Question

In Young's experiment, a pair of slits separated by a distance of 0.9 mm is placed at a distance of
1.0 m from the screen. The tenth bright fringe is at a distance of 6.0 mm from the centre of the
fringe pattern. What is the wavelength of light used? If the entire experimental set up is
immersed in a medium of refractive index μ, the tenth bright fringe is found to be at a distance
of 4.5 mm from the centre of the fringe pattern. Find μ.

Answer 1

Answer:

this is the answer of this question

Answer 2

Given,

Distance between pair of slits, d = 0.9 mm

distance of the slits from the screen, D = 1 m

Distance of 10th bright fringe from the centre of the fringe pattern, = 6 mm

Distance of 10th bright fringe from the centre of the fringe pattern(while in a medium of R.I. μ) = 4.5 mm

To Find,

i) the wavelength of light used, $\lambda$ =?

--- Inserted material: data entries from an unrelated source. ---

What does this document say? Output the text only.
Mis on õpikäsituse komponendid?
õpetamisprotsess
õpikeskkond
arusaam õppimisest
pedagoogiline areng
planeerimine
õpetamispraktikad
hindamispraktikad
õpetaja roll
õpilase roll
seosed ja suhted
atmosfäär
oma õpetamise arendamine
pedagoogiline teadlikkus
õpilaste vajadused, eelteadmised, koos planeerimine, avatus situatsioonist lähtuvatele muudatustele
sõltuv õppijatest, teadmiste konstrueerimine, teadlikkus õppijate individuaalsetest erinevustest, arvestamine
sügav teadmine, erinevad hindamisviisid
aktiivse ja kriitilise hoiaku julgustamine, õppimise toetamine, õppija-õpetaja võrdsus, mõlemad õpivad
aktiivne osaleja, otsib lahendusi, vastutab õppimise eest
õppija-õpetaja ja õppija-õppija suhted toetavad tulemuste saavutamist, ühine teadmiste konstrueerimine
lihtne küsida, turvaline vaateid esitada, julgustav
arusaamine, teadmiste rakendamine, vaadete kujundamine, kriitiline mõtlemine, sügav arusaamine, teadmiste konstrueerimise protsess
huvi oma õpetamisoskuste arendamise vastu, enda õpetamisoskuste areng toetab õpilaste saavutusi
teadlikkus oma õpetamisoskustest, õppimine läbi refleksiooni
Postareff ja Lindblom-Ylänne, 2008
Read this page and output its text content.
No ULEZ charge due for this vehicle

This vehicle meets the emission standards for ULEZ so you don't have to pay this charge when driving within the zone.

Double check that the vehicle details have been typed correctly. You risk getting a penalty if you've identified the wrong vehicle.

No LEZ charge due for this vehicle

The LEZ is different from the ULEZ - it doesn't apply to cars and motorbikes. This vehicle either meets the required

ii) refractive index of the medium, μ =?

Solution,

i) We know, in Young's experiment, the distance of the nth bright fringe from the centre of the fringe pattern,

$x_n = \frac{nD\lambda}{d}$

Therefore,

$x_1_0 = \frac{10D\lambda}{d} \\6 = \frac{10*1000*\lambda}{0.9}\\\lambda = \frac{6*0.9}{10000} \\\lambda = 54*10^{-3} mm\\\lambda = 54*10^{-6} m$

Hence, the wavelength of light used, $\lambda$ = 54*$10^-^6$ m

ii) If the apparatus of Young’s double-slit experiment is immersed in a liquid of refractive index (μ), then the wavelength of light decreases ‘μ’ times.

So in this case,

$x_{10} = \frac{10D\frac{\lambda}{\mu} }{d} \\6 = \frac{10*1000*\frac{54*10^{-3}}{\mu} }{0.9}\\\mu = \frac{540}{6*0.9} \\\mu = 100$

Hence, the refractive index of the medium, μ = 100.